Thursday, The US Department of Justice and the Pennsylvania Human Relations Commission reached a settlement with Huntingdon Valley’s now bankrupt Valley Club resolving issues of race discrimination.
Creative Steps Inc, a children’s day camp had paid the Valley Club $1950 to allow 65 campers to use Valley Club’s swimming facilities Monday afternoons through Summer 2009. During the children’s first trip to the facility on June 29th, they reported overhearing racial slurs, and rather than keep silent and deal with the humiliation, they bravely spoke up. July 3rd the Club refunded the day camp’s fees and banned the children from the pool stating that so many children would “change the complexion” of the club (ABC News).
The settlement is a happy ending for many of the campers and provided an excellent learning opportunity for both the children and the community.
Valley Club declared Chapter 7 Bankruptcy in November 2009 following the incident. The settlement agreement stipulates that the money remaining from the sale of the property for $1,460,000 following all applicable costs and fees be paid to the children, the counselors, and Creative Steps Inc.

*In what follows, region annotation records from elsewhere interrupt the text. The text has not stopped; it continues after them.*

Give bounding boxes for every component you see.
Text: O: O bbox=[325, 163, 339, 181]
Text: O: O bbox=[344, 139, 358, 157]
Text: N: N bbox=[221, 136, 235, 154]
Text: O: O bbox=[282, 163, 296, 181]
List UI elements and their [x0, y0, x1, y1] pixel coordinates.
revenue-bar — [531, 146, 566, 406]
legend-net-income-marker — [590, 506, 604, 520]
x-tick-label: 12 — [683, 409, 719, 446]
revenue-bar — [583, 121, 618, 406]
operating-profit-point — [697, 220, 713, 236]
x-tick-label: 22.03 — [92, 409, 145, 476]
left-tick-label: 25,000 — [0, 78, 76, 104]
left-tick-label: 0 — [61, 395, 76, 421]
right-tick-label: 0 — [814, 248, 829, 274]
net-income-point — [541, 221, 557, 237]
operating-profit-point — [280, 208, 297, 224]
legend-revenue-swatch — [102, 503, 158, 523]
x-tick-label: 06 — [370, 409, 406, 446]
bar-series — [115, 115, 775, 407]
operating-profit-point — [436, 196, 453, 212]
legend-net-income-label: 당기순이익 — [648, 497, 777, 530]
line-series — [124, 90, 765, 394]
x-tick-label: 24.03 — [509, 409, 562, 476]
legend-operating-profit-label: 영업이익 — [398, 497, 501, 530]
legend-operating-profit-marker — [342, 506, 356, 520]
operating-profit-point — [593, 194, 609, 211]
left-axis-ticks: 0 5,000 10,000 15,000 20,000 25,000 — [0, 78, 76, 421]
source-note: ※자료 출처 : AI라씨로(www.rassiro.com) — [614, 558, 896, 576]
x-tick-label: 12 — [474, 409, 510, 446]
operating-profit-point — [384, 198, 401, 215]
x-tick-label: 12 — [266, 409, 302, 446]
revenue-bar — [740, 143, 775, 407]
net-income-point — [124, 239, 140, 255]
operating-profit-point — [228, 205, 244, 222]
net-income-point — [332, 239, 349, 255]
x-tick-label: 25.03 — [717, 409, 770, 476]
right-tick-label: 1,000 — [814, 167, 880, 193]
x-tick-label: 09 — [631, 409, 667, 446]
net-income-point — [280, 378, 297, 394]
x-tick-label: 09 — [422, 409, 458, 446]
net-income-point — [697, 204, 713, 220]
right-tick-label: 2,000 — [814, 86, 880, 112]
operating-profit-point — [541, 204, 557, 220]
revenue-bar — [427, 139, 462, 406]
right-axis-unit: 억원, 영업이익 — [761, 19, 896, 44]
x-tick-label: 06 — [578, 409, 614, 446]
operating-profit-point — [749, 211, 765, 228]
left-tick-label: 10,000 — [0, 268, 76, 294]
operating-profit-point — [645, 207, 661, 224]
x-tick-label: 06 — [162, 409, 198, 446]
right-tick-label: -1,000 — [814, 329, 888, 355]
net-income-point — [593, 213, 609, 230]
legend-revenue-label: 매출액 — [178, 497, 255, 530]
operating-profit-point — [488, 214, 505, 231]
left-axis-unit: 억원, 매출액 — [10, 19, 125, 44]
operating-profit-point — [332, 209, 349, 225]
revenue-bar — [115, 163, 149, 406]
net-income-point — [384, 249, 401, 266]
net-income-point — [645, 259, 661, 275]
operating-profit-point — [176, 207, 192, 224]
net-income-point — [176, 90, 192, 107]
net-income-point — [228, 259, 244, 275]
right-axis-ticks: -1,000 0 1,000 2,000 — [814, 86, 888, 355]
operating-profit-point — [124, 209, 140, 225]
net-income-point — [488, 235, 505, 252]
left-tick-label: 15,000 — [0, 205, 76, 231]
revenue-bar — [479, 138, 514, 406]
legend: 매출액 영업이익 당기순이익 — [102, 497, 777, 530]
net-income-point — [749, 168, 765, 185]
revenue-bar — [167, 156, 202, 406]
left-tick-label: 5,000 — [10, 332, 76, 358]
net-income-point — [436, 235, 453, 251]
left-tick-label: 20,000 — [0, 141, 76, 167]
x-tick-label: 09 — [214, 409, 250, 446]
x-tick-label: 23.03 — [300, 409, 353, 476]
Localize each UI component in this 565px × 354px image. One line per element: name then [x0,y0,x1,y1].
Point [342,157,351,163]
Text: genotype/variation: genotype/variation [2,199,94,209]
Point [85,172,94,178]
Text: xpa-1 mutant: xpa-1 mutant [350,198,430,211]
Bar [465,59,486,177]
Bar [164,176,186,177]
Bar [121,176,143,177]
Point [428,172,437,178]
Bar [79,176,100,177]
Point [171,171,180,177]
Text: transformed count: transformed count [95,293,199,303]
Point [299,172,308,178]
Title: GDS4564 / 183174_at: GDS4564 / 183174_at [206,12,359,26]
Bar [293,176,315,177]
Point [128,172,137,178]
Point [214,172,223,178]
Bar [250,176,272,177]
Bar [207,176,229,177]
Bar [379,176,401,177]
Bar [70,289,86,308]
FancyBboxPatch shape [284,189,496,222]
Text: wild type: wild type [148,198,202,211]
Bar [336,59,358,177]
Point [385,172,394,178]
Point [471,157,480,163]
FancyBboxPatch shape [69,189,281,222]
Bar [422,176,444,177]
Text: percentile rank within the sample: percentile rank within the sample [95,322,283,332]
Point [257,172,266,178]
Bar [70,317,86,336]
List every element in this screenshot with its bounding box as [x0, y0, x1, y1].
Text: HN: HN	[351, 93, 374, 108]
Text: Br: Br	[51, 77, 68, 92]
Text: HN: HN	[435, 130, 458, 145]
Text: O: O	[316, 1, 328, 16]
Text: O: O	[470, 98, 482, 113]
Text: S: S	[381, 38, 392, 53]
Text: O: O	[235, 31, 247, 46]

Additionally, $65000 is being set aside from the proceeds of the sale to pay for activities planned by the children and a newly formed diversity council with Valley Club members, Creative Steps Counselors, and the children and families involved in the case.
Not only have the DOJ and Pennsylvania Human Relations Commission championed on the side of equal rights, they have provided an excellent lesson for today’s minority youth: speak up when you see injustices. After all, according to South African anti-apartheid author Andre Brink, the worst crime is to do nothing, for fear that we cannot do enough — a valuable lesson for tomorrow’s leaders.